Objectives Regional variation in cancer survival is an important health system performance measurement. We evaluated if regional variation in colon cancer survival may be driven by differences in the patient population, their health and healthcare utilisation, and/or cancer care delivery.Design Population-based retrospective cohort study using routinely collected linked health administrative data.Setting Ontario, Canada.Participants Patients with colon cancer diagnosed between 1 January 2009 and 31 December 2012.Outcome Cancer-specific survival was compared across the province’s 14 health regions. Using accelerated failure time models, we assessed whether regional survival variations were mediated through differences in case mix, including age, sex, comorbidities, stage at diagnosis and colon subsite, potential marginalisation and/or prediagnosis healthcare.Results The study population included 16 895 patients with colon cancer.
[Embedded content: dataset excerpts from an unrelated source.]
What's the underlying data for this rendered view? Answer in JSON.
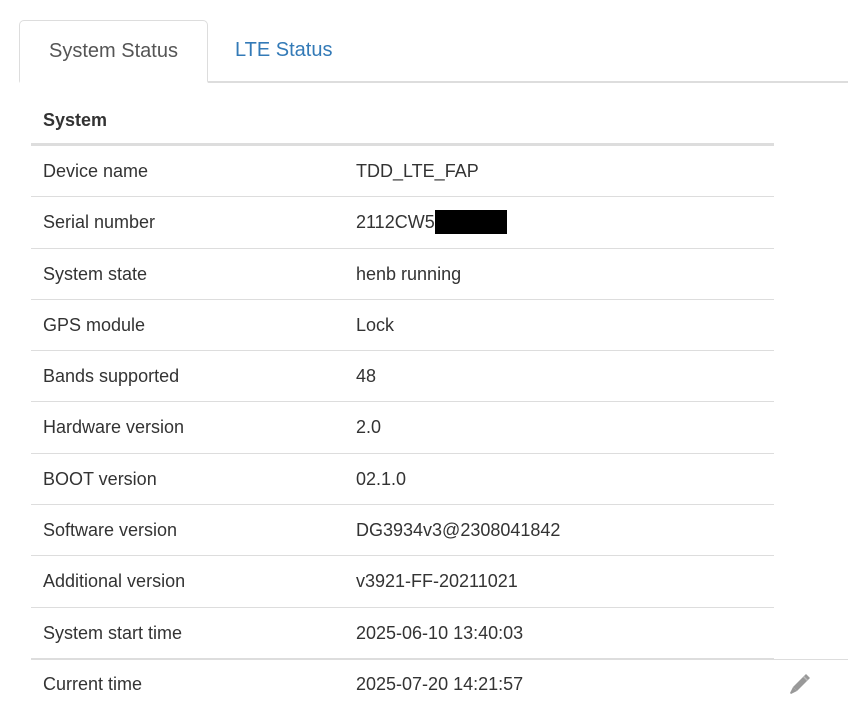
{
  "tabs": [
    {
      "label": "System Status",
      "active": true
    },
    {
      "label": "LTE Status",
      "active": false
    }
  ],
  "system": {
    "heading": "System",
    "rows": [
      {
        "label": "Device name",
        "value": "TDD_LTE_FAP"
      },
      {
        "label": "Serial number",
        "value": "2112CW5",
        "redacted_suffix": true
      },
      {
        "label": "System state",
        "value": "henb running"
      },
      {
        "label": "GPS module",
        "value": "Lock"
      },
      {
        "label": "Bands supported",
        "value": "48"
      },
      {
        "label": "Hardware version",
        "value": "2.0"
      },
      {
        "label": "BOOT version",
        "value": "02.1.0"
      },
      {
        "label": "Software version",
        "value": "DG3934v3@2308041842"
      },
      {
        "label": "Additional version",
        "value": "v3921-FF-20211021"
      },
      {
        "label": "System start time",
        "value": "2025-06-10 13:40:03"
      },
      {
        "label": "Current time",
        "value": "2025-07-20 14:21:57",
        "edit_icon": "pencil-icon"
      }
    ]
  },
  "colors": {
    "link": "#337ab7",
    "text": "#333333",
    "border": "#dddddd",
    "icon": "#999999"
  }
}
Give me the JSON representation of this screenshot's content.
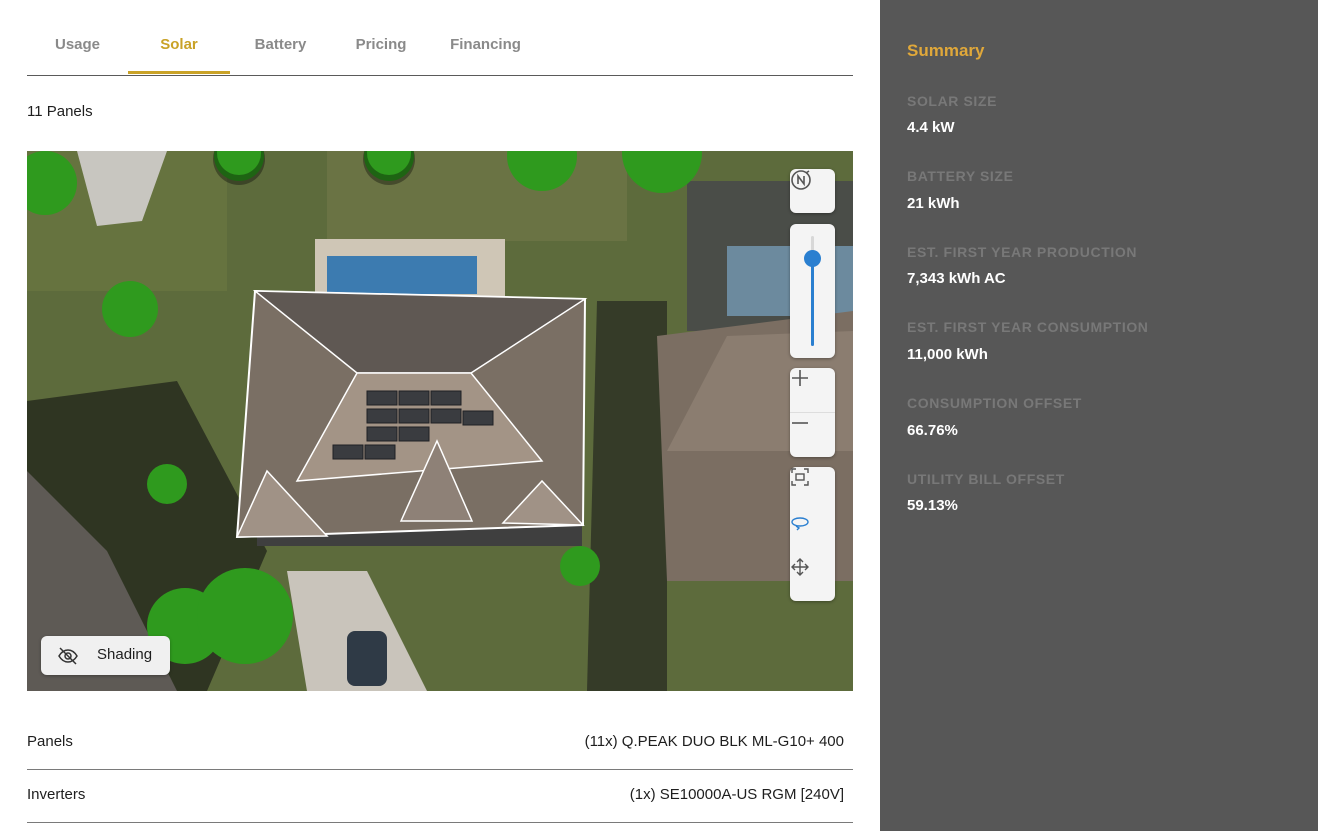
{
  "tabs": [
    {
      "label": "Usage"
    },
    {
      "label": "Solar"
    },
    {
      "label": "Battery"
    },
    {
      "label": "Pricing"
    },
    {
      "label": "Financing"
    }
  ],
  "active_tab": "Solar",
  "panel_count": "11 Panels",
  "map": {
    "shading_label": "Shading",
    "zoom_level": 0.55,
    "controls": [
      "compass-icon",
      "zoom-slider",
      "zoom-in-icon",
      "zoom-out-icon",
      "fit-view-icon",
      "rotate-icon",
      "pan-icon"
    ]
  },
  "equipment": [
    {
      "label": "Panels",
      "value": "(11x) Q.PEAK DUO BLK ML-G10+ 400"
    },
    {
      "label": "Inverters",
      "value": "(1x) SE10000A-US RGM [240V]"
    }
  ],
  "summary": {
    "title": "Summary",
    "stats": [
      {
        "label": "SOLAR SIZE",
        "value": "4.4 kW"
      },
      {
        "label": "BATTERY SIZE",
        "value": "21 kWh"
      },
      {
        "label": "EST. FIRST YEAR PRODUCTION",
        "value": "7,343 kWh AC"
      },
      {
        "label": "EST. FIRST YEAR CONSUMPTION",
        "value": "11,000 kWh"
      },
      {
        "label": "CONSUMPTION OFFSET",
        "value": "66.76%"
      },
      {
        "label": "UTILITY BILL OFFSET",
        "value": "59.13%"
      }
    ]
  },
  "colors": {
    "accent": "#c9a227",
    "summary_title": "#e0a83a",
    "sidebar_bg": "#575757",
    "slider": "#2a7fd0"
  }
}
There was statistically significant regional variation in cancer-specific survival. Three regions had cancer-specific survival that was between 30% (95% CI 1.03 to 1.65) and 39% (95% CI 1.13 to 1.71) longer and one region had cancer-specific survival that was 26% shorter (95% CI 0.58 to 0.93) than the reference region. For three of these regions, case mix explained between 26% and 56% of the survival variation. Further adjustment for rurality explained 22% of the remaining survival variation in one region. Adjustment for continuity of primary care and the diagnostic interval length explained 10% and 11% of the remaining survival variation in two other regions. Socioeconomic marginalisation, recent immigration and colonoscopy history did not explain colon cancer survival variation.Conclusions Case mix accounted for much of the regional variation in colon cancer survival, indicating that efforts to monitor the quality of cancer care through survival metrics should consider case mix when reporting regional survival differences. Future work should repeat this approach in other settings and other cancer sites considering a broad range of potential mediators.